High-Low Settlements Are Sacrosanct
The New Jersey Supreme Court's decision in Sercio v. Rothberg lays down a bright-line rule that will apply clearly in practice, which will avoid confusion and unintended results.
August 20, 2018 at 10:00 AM
2 minute read
The Supreme Court's recent decision in Sercio v. Rothberg provides essential guidance to the trial bar on the relationship between an offer of judgment under Rule 4:58 and a subsequent high-low agreement. Plaintiff in Sercio, a medical malpractice case, had made an offer of judgment including a warning that, if rejected, plaintiff would seek the costs and attorney fees allowed by the rule. Defendant rejected the offer, and the case went to trial. During trial, the parties entered a high-low agreement on the record. The amount of the offer of judgment fell between the high and the low. The jury returned with a verdict substantially above the $1 million upper limit of the high-low, and hence above the offer of judgment. Plaintiff then sought the costs and attorney fees provided by Rule 4:58, in addition to the high-low recovery. The trial court and Appellate Division denied the application, and the Supreme Court affirmed.
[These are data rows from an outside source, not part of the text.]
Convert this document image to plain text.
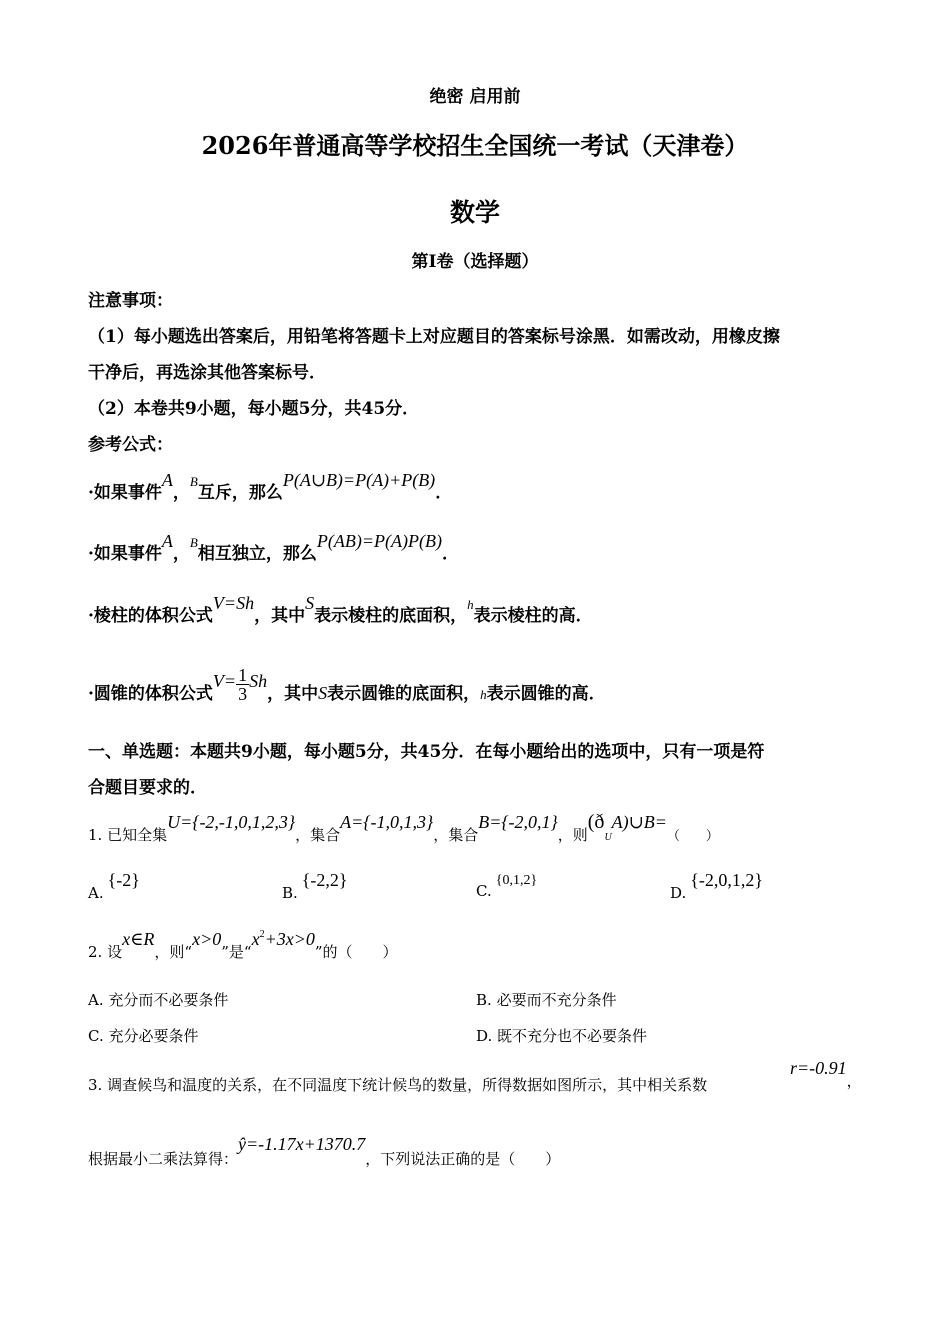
绝密 启用前
2026年普通高等学校招生全国统一考试（天津卷）
数学
第I卷（选择题）
注意事项：
（1）每小题选出答案后，用铅笔将答题卡上对应题目的答案标号涂黑．如需改动，用橡皮擦
干净后，再选涂其他答案标号．
（2）本卷共9小题，每小题5分，共45分．
参考公式：
·如果事件A，$^B$互斥，那么P(A∪B)=P(A)+P(B)．
·如果事件A，$^B$相互独立，那么P(AB)=P(A)P(B)．
·棱柱的体积公式V=Sh，其中S表示棱柱的底面积，$^h$表示棱柱的高．
·圆锥的体积公式$V= \frac{1}{3}$ Sh，其中S表示圆锥的底面积，h表示圆锥的高．
一、单选题：本题共9小题，每小题5分，共45分．在每小题给出的选项中，只有一项是符
合题目要求的．
1. 已知全集U={-2,-1,0,1,2,3}，集合A={-1,0,1,3}，集合B={-2,0,1}，则(ðUA)∪B=（　　）
A.{-2}
B.{-2,2}
C.{0,1,2}
D.{-2,0,1,2}
2. 设x∈R，则“x>0”是“$x^2+3x>0$”的（　　）
A. 充分而不必要条件	B. 必要而不充分条件
C. 充分必要条件	D. 既不充分也不必要条件
3. 调查候鸟和温度的关系，在不同温度下统计候鸟的数量，所得数据如图所示，其中相关系数
r=-0.91，
根据最小二乘法算得：ŷ=-1.17x+1370.7，下列说法正确的是（　　）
The teaching of Sercio is that a high-low agreement is exactly that—providing for a minimum and maximum total recovery unless additional elements, such as interest, are specifically addressed. If a party who has made a prior offer of judgment wants to reserve the right to recover attorney fees under Rule 4:58, it must do so expressly. The decision lays down a bright-line rule that will apply clearly in practice, which will avoid confusion and unintended results. We endorse the result and the Court's approach in reaching it.